Examples & Use Cases

Use this page when you already know what kind of speech data task you want to run. Start with a template for normal projects; use the bundled example pipelines for quick checks, demos, and advanced operator combinations.

Quick Demo

The published Docker images include demo pipelines and demo audio, so you can try VoxKitchen without cloning the repository:

vkit docker run --tag slim examples/pipelines/demo-no-asr.yaml --dry-run
vkit docker run --tag slim examples/pipelines/demo-no-asr.yaml
vkit inspect run ./work/demo-no-asr

Use this path to check that Docker, mounts, checkpoints, reports, and inspect commands work on your machine.

Start From A Template

Templates are the recommended starting point for real projects because they create a local project directory with data/, pipeline.yaml, and a short README.

Goal	Command	Runtime image
Clean and filter raw speech audio	`vkit init my-cleaning --template cleaning`	`slim`
Build ASR training data	`vkit init my-asr --template asr`	`asr`
Analyze speakers and languages	`vkit init my-speakers --template speaker`	`latest`
Prepare TTS training data	`vkit init my-tts --template tts`	`asr`

Typical run:

cd my-asr
cp /path/to/audio/* data/
vkit docker run --tag asr pipeline.yaml --dry-run
vkit docker run --tag asr pipeline.yaml
vkit inspect run work/

Bundled Example Pipelines

These YAML files are available inside the published Docker images under examples/pipelines/. Clone the repository only if you want to inspect or edit the files locally.

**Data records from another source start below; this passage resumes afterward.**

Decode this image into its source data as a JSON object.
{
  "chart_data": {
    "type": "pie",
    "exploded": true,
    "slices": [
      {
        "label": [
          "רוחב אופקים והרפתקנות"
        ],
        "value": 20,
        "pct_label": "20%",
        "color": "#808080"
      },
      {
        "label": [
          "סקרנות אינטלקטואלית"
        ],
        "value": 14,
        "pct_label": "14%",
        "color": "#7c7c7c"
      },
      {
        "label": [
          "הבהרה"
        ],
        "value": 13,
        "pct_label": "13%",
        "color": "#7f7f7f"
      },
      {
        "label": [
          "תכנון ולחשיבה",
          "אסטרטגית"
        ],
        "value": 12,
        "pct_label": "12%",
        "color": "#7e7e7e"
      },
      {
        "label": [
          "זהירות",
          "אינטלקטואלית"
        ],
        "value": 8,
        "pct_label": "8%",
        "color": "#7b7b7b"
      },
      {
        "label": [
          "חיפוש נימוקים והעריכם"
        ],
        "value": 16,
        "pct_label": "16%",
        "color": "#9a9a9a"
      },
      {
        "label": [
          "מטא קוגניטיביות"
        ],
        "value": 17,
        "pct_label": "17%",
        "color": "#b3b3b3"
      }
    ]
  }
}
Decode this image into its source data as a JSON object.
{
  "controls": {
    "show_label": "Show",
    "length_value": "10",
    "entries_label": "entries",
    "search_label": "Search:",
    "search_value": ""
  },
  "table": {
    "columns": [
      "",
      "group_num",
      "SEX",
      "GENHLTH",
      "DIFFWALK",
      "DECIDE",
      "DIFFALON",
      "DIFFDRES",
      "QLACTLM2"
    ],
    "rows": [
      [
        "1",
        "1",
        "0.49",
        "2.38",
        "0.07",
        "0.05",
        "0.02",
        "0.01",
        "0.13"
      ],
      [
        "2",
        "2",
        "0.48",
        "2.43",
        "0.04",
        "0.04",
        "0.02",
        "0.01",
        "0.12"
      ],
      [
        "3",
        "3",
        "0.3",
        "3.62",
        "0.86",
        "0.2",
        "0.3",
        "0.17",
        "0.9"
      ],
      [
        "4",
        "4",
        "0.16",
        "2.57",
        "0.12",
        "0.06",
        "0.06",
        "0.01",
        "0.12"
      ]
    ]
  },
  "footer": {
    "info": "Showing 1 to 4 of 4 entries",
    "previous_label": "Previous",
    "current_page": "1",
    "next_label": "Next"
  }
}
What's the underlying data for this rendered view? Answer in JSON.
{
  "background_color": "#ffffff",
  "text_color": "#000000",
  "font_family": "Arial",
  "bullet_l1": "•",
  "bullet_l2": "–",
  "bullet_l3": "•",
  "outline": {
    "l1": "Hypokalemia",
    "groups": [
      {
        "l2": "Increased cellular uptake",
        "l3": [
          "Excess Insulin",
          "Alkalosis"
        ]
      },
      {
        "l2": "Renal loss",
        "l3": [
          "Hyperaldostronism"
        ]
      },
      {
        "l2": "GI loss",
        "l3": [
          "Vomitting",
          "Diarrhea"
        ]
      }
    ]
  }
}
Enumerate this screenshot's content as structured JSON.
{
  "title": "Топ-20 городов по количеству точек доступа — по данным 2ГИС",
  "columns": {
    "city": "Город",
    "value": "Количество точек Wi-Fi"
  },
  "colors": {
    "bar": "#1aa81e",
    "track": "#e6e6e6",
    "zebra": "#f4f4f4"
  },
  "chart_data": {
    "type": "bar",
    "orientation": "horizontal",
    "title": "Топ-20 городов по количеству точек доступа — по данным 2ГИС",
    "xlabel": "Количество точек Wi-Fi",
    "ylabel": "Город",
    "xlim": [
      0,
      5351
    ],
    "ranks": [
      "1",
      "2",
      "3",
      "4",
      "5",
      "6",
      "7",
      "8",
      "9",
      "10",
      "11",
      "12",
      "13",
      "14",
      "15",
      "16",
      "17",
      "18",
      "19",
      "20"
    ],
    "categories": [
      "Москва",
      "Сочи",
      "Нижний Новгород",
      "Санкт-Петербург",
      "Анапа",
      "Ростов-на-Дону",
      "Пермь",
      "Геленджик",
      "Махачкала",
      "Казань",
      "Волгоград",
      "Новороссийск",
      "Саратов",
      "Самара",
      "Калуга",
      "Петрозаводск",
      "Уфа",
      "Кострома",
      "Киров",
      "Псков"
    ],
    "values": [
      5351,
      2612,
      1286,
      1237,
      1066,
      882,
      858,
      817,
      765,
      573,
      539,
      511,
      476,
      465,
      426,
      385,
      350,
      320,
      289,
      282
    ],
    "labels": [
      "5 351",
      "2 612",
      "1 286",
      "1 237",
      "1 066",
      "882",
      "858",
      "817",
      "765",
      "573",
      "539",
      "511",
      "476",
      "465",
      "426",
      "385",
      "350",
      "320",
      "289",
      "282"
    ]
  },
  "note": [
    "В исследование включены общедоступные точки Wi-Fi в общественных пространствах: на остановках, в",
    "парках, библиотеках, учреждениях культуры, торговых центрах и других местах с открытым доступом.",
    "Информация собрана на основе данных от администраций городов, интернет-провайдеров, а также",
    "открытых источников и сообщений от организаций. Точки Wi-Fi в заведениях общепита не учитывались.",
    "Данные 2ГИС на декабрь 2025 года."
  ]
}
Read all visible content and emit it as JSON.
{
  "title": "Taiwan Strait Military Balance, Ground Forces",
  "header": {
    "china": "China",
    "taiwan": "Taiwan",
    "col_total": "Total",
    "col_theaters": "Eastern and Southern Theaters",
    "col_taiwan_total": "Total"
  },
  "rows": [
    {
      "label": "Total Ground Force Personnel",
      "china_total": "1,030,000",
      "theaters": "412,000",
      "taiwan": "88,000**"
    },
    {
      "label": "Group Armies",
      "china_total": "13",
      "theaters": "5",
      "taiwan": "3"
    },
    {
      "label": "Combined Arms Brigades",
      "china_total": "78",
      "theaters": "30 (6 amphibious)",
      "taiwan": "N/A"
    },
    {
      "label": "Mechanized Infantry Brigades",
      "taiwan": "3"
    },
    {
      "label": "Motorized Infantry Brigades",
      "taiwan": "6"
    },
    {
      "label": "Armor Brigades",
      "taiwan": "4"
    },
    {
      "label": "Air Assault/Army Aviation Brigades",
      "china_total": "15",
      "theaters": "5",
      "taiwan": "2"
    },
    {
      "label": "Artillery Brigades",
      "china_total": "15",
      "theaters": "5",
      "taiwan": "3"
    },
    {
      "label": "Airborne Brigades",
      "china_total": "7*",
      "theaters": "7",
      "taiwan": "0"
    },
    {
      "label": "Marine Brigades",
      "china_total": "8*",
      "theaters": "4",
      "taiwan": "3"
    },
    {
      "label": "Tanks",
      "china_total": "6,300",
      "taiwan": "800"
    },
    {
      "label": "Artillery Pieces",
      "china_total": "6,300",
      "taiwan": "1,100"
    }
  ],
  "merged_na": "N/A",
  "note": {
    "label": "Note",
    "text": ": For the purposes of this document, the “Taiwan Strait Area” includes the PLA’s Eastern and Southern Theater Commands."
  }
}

Pipeline	Use case	Runtime image
`minimal.yaml`	Identity passthrough to check the runner	`slim`
`demo-no-asr.yaml`	Small CPU-friendly demo with bundled audio	`slim`
`demo-full.yaml`	Full demo with VAD, quality metrics, ASR, gender, filtering	`asr`
`dir-resample-pack.yaml`	Directory ingest, resample, normalize, Kaldi export	`slim`
`data-cleaning.yaml`	Quality metrics, dedup, filtering, JSONL export	`slim`
`asr-training-data.yaml`	VAD, augmentation, ASR labeling, HuggingFace export	`asr`
`librispeech-asr.yaml`	Recipe ingest from LibriSpeech, ASR, quality filter	`asr`
`qwen3-asr.yaml`	Qwen3-ASR transcription path	`asr`
`forced-align.yaml`	Word alignment for existing text/audio	`asr`
`speaker-analysis.yaml`	VAD, diarization, speaker/language annotations	`latest`
`speaker-embed.yaml`	Extract speaker embeddings from speech segments	`slim`
`tts-data-prep.yaml`	Clean, segment, transcribe, align, and pack TTS data	`asr`
`tts-synthesis.yaml`	Run a TTS synthesis operator	`tts`
`tts-speaker-filter.yaml`	Filter or inspect data by speaker metadata	`slim`
`speech-enhance.yaml`	Speech enhancement / denoising	`slim`
`augmentation.yaml`	Basic data augmentation flow	`slim`
`noise-augment.yaml`	Add noise augmentation from a noise directory	`slim`
`reverb-augment.yaml`	Add reverberation augmentation	`slim`
`emotion-recognize.yaml`	Emotion annotation	`asr`
`codec-tokenize.yaml`	Audio codec token extraction	`slim`
`fleurs-multilingual.yaml`	Multilingual recipe-style processing	`asr`

Validate before running when you are unsure about paths, arguments, or image choice:

vkit docker run --tag asr examples/pipelines/asr-training-data.yaml --dry-run

To edit these examples or write your own pipeline from scratch, see the Pipeline YAML reference.

Choosing The Right Image

Use the smallest image that contains the operators in your pipeline:

Image	Choose it for
`slim`	CPU-friendly prep, VAD, enhancement, quality checks, codec tokenization, packing
`asr`	ASR, forced alignment, and emotion annotation
`diarize`	Pyannote diarization only
`tts`	TTS engines except Fish-Speech
`fish-speech`	Fish-Speech isolated runtime
`latest`	Mixed pipelines across ASR, diarization, TTS, and Fish-Speech

vkit validate pipeline.yaml prints the recommended pull/run command for your pipeline.

Inspect Outputs

Most examples write checkpoints and reports under ./work; exporters usually write final datasets under ./output.

vkit inspect run work/
vkit inspect cuts work/<run>/<stage>/cuts.jsonl.gz
vkit inspect errors work/

For pack_huggingface, the audio column is embedded in the Arrow dataset. If your training code needs decoded arrays, install torchcodec; for metadata or custom decoding, read with datasets.Audio(decode=False).